A meta de atingir 11 milhões de famílias com o Bolsa Família,
prevista para o fim do ano, foi antecipada para este mês, num claro
esforço de ampliar os potenciais eleitores do governo na próxima
eleição presidencial. Nada menos do que 1,8 milhão de famílias foram
cadastradas no último mês, o que exigiu uma mobilização espetacular
da máquina burocrática governista.

Lula ainda exortou os responsáveis pelo programa para que tentassem
cadastrar mais famílias até o fim do ano, e o ministro Patrus
Ananias, que transformou esse programa em uma máquina de fazer votos,
ainda defendeu a reeleição de Lula, num claro desrespeito às leis
eleitorais. Tudo porque tratar com pobre “é muito prazeroso”, segundo
nosso presidente, porque os pobres não têm dinheiro para organizar
protestos, e se contentam com pouco.

Esse discurso do presidente Lula pode ser atribuído tanto à
embriaguez da popularidade em alta, quanto a uma prepotência que
nasce da certeza de que conseguiu dar a volta por cima das crises em
que seu governo se viu envolvido no último ano.

Experiente manipulador político e de sentimentos, desde os tempos de
líder sindical, não há dúvida que Lula se safou das acusações contra
ele por seus próprios méritos políticos, esquivando-se de culpas e
livrando-se dos assessores mais diretamente envolvidos nos atos de
corrupção.
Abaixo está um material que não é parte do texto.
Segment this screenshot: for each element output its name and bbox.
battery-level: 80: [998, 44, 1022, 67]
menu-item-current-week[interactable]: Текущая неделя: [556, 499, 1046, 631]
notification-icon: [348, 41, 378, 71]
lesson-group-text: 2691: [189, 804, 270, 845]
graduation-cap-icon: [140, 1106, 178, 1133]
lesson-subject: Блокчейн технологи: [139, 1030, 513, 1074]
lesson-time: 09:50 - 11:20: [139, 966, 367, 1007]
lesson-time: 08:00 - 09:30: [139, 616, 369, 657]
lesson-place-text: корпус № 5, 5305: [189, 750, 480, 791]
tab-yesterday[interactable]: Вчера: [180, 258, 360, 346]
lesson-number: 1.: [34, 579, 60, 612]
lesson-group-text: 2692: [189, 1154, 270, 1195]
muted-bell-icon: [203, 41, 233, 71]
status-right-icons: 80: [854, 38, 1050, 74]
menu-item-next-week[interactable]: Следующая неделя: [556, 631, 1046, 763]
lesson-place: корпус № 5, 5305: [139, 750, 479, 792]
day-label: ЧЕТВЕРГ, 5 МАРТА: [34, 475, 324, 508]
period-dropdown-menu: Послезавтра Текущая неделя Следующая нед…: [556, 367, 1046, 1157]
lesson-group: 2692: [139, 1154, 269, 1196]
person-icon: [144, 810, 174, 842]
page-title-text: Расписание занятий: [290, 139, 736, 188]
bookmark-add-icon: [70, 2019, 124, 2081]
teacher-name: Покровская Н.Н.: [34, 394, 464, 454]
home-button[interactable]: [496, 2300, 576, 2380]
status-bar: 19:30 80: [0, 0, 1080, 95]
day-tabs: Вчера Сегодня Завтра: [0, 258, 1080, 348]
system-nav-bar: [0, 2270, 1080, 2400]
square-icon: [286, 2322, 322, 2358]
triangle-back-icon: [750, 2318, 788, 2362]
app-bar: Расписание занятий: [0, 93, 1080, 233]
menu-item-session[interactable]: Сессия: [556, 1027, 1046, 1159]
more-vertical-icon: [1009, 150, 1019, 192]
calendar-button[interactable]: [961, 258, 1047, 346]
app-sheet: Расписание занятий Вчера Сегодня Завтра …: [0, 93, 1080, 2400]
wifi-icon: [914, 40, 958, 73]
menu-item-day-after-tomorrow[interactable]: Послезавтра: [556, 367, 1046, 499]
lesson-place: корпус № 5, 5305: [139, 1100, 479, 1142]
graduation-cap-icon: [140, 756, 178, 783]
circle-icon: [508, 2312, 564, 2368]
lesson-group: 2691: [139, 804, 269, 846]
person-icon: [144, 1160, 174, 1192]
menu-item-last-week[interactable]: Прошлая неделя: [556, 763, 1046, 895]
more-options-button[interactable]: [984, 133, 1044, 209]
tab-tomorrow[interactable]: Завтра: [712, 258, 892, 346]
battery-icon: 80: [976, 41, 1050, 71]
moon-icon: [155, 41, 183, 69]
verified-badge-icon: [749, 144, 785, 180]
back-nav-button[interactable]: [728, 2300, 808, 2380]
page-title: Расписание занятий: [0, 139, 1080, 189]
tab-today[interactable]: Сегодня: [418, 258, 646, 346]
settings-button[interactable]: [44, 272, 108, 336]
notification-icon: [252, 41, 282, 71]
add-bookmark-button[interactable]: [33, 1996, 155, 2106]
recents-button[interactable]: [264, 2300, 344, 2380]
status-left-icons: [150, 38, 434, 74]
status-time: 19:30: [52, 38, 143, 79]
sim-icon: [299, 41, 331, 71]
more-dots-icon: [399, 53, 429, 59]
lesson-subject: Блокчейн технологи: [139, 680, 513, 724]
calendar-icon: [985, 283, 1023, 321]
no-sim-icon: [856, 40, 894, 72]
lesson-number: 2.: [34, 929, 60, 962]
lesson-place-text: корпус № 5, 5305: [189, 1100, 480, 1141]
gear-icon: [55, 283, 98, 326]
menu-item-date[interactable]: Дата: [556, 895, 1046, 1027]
Num tempo em que esperteza é confundida com competência
política, isso tem lá seu valor.

Ao mesmo tempo, acelerou os programas assistencialistas que o
aproximaram do eleitorado de baixa renda, e dobrou sua aposta no
poder do salário-mínimo e do real valorizado para a criação de um
clima de euforia entre esse grupo de eleitores. Deu certo.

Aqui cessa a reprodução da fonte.